I feel like I need to keep my focus on why I will be confronting this person.  I must engage in this conversation - I have no choice.  If I don't provide those around me with honest feedback, how are they ever going to recognize both positive and negative behaviors?  Tomorrow will be a time for me to be authentic and to voice my genuine concerns, as difficult as this may be.  It isn't about me.  It is about doing what is right.  Doing what is right is not always the easy thing to do.

I'm reading the bible for the first time in probably a decade as I embark upon my new spiritual journey.  I can't remember where, but I read a passage about not worrying.  It doesn't accomplish anything.  It won't help, it won't make things easier, it won't change the outcome.  Deep breaths.  Prayer.  Believing that I am doing the right thing.  This is what has already relieved some of my anxiety.  Thank you to God and the blogosphere for being available for me to vent, reflect and process through my feelings.
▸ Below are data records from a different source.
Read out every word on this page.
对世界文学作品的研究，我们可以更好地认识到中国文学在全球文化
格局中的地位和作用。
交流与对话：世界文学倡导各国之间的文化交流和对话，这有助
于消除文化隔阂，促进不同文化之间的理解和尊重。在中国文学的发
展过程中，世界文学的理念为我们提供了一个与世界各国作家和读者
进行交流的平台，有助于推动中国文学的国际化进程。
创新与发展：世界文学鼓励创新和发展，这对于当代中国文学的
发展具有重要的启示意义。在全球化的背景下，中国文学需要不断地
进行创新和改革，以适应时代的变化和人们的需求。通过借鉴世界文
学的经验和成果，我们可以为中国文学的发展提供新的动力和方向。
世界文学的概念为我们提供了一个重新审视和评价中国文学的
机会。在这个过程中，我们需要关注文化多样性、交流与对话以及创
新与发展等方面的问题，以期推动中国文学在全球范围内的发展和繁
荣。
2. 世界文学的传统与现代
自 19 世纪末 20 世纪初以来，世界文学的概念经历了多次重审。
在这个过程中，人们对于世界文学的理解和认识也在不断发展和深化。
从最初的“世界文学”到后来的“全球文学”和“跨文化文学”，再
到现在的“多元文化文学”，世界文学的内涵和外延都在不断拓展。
Jaime's prayer:  Dear, God - please help me find the words that will cultivate change.  Relieve my anxiety so that I can be fully present, listen attentively and observe body language as well as emotions that are not given a voice.  Give me strength while I provide feedback so that it is beneficial to the person I will be speaking with.  Help me stay focused on the big picture.  Thank you for giving me the ability to recognize when things aren't right, even if I do not have the answers.  I truly appreciate Your presence, which is with me always.  Amen.